Australians have been warned a recession looms after the nation's GDP slumped and the population stares down an 'unsustainable economy'.
The nation's economic growth fell from 0.8 per cent to 0.3 per cent in the March quarter while productivity, which measures GDP against the number of hours worked, declined 0.6 per cent.
Poor productivity heaps pressure on inflation and could force the Reserve Bank of Australia to hike interest rates.
EQ Economics' managing director Warren Hogan warned Australia's failure to maintain solid economic growth spelled calamity for the nation.
'We may sort of bumble along at two per cent (annual) growth for another year or two,' he told Business Now.

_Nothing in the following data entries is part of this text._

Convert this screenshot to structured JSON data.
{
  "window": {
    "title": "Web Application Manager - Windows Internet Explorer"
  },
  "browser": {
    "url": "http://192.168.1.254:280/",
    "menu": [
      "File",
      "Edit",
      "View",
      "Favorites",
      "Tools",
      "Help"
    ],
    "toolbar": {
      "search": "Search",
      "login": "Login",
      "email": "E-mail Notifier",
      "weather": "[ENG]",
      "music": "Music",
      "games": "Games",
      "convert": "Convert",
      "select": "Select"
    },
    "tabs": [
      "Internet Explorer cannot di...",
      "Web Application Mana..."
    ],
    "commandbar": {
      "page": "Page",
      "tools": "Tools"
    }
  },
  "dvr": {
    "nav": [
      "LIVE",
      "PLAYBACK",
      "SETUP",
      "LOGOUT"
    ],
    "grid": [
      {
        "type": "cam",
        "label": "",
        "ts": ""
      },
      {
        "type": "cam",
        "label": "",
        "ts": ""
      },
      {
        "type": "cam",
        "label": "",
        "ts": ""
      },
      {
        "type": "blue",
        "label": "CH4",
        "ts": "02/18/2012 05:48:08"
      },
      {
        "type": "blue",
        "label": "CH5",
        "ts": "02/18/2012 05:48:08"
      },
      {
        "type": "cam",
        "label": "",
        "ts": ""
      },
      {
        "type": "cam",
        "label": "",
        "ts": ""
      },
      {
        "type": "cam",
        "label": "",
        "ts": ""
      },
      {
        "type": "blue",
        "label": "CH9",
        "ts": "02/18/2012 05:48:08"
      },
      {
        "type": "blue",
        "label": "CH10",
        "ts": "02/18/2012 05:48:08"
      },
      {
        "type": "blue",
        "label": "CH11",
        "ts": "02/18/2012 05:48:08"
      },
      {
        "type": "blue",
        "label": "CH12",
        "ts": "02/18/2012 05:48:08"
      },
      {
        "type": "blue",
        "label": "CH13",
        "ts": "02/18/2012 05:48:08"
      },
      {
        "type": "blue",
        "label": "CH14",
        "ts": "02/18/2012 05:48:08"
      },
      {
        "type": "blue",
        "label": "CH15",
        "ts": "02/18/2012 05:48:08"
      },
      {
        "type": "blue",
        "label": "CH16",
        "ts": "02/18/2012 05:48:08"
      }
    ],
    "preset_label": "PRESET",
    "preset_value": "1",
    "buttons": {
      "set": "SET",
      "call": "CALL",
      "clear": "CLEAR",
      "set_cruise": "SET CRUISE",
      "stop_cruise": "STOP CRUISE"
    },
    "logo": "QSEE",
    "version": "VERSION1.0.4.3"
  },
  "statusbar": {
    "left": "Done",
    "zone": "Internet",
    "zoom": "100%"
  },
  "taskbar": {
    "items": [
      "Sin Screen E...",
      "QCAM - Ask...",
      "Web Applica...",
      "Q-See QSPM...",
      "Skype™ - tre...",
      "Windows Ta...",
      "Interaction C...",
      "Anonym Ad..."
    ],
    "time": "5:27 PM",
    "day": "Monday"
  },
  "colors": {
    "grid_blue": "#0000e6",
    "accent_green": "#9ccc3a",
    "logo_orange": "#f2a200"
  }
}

'I have a feeling that if we get through this current energy crisis without a recession - then if the economy picks up at all at the end of the year or into next year - we're (going to) just see rates go up further and that may create a recession.
'The point is, it's an unsustainable economy.'
Australia's slight growth in the March quarter was driven by the expansion of data centres in New South Wales and Victoria.
However, major exports like iron ore and coal performed poorly after disruptions from Tropical Cyclone Koji in North Queensland and Cyclone Mitchell in parts of the Northern Territory and Western Australia. Mr Hogan warned the recent economic slump was likely the beginning of a painful period for Australia.
'It's going to hit our economy. This data is the baseline,' he said.
'(The March quarter GDP data) captures a little bit of the start of the (Iran) war and the uncertainty, but it's going be a long winter for the businesses and consumers of Australia and, of course, our politicians will all feel that.'
Iran's closure of the Strait of Hormuz disrupted the global supply of oil and rattled both consumer confidence and Australia's standing as an exporting nation.
Australia suffered its first trade deficit since 2017 in the March quarter, with the uptick in fuel prices contributing to the slump.
KPMG chief economist Brendan Rynne said the global disruption shattered Australia's standing as a nation which could skate by on its natural resources.
'Australia has for some time had the rest of the world add to our economic prosperity through purchasing our goods and services, particularly our natural commodities, at increasing rates and often at increasing prices,' he said.
'Unfortunately, however, we aren't in the same position today, with Australia, like most non-major oil producing countries, experiencing a negative terms of trade shock due to the ongoing Middle East conflict.'
Australia's $1.84 billion goods trade deficit in the March quarter was a significant decline from the $5 billion surplus recorded in the previous quarter.
The trade deficit revelation came alongside the ABS reporting Australia's current account deficit had widened to $27.1 billion, up from $23 billion in the previous period.